Personal information
- Born: 16 April 1883 Stockholm, Sweden
- Died: 10 March 1970 (aged 86) Stockholm, Sweden

Sport
- Sport: Shooting, modern pentathlon
- Club: Stockholms PK A1 IF, Stockholm

Medal record
Representing Sweden
Olympic Games
| Silver medal – second place | 1912 Stockholm | 50 m team military pistol |
| Bronze medal – third place | 1912 Stockholm | Modern pentathlon |

= Georg de Laval =

Swedish sport shooter and modern pentathlete

Patrik Georg Fabian de Laval (16 April 1883 - 10 March 1970) was a Swedish sport shooter and modern pentathlete who competed in the 1912 Summer Olympics.
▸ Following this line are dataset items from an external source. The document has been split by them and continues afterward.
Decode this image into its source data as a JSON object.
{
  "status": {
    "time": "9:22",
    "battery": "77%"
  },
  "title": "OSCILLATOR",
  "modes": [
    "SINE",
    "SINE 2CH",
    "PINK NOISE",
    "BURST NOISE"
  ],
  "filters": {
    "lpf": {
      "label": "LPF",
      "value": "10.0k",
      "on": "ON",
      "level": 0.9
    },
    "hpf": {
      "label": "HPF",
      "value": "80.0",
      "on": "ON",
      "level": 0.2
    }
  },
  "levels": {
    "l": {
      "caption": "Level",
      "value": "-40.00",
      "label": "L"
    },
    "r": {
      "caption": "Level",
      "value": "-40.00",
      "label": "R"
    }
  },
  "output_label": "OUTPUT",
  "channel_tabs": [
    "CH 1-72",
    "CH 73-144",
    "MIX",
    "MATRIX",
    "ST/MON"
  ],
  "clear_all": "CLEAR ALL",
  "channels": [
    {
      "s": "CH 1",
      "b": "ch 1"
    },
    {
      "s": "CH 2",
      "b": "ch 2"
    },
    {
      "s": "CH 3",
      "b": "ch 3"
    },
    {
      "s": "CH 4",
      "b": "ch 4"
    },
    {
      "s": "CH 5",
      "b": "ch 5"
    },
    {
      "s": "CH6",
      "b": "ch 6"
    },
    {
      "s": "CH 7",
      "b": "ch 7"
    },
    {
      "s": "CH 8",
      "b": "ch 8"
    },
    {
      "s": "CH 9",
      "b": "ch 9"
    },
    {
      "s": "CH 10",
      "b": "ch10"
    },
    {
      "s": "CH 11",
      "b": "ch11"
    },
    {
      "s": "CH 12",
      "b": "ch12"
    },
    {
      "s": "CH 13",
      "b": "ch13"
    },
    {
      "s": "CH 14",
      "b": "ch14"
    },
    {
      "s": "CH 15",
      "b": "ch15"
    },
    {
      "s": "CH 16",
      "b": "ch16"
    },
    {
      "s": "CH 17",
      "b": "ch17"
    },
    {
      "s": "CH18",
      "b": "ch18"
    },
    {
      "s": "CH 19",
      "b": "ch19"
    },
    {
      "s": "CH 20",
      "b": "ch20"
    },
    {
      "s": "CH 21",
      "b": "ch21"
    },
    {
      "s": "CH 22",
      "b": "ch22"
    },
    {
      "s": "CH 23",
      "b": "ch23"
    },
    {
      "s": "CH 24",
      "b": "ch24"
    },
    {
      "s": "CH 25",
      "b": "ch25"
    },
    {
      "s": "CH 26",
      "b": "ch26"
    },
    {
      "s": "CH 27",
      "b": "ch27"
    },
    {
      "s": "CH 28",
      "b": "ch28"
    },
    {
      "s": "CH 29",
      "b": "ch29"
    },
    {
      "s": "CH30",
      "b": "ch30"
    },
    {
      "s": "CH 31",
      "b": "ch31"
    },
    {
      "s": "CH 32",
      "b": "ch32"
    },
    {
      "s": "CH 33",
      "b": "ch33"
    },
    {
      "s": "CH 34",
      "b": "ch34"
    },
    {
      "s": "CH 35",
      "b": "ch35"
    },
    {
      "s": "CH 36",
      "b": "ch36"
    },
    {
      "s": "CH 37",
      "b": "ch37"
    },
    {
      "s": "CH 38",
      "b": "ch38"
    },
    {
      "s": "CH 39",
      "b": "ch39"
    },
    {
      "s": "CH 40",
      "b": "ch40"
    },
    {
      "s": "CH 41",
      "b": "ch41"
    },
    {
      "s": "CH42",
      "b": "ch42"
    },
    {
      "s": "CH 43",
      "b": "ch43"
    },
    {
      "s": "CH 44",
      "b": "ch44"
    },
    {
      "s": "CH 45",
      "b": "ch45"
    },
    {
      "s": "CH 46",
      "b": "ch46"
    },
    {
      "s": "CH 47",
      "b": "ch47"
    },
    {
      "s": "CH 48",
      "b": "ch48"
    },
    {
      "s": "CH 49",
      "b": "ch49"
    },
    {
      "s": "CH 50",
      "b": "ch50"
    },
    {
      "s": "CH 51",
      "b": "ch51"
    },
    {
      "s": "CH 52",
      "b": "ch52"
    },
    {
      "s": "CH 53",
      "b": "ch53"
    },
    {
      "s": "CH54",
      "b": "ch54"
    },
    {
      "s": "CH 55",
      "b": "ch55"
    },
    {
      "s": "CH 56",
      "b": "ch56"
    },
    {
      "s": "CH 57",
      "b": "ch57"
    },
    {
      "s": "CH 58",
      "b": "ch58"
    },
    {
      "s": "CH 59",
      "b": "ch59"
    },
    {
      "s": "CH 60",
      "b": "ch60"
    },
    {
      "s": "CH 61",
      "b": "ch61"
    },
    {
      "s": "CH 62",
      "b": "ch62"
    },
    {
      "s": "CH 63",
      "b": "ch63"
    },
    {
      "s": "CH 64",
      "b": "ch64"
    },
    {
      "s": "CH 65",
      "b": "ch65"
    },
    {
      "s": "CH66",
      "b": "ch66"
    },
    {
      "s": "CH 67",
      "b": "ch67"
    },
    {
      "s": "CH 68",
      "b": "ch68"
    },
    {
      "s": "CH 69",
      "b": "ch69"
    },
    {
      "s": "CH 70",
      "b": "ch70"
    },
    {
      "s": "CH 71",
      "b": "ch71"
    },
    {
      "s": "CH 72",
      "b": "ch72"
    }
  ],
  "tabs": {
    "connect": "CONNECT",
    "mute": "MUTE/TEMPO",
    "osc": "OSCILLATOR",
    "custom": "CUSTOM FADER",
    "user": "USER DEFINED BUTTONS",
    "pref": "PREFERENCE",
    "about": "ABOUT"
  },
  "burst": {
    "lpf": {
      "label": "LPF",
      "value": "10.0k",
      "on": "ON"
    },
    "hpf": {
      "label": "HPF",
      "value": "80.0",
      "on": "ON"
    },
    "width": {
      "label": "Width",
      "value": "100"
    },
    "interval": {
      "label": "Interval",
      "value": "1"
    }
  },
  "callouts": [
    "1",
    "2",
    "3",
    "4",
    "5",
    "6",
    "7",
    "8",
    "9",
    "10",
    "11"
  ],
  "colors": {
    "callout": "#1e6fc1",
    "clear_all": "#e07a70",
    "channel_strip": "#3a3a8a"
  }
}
He was part of the Swedish team that won the silver medal in the 50 m team military pistol event. Individually, he won a bronze medal in the first-contested modern pentathlon.

De Laval was born of a Swedish noble family. In 1913, he married baroness Ebba Fleetwood, the eldest daughter of baron Carl Fleetwood, 10th baron of Jälunda, and his first wife countess Hedvig, née Lewenhaupt. His brothers Patrik and Erik were also Olympic pentathletes.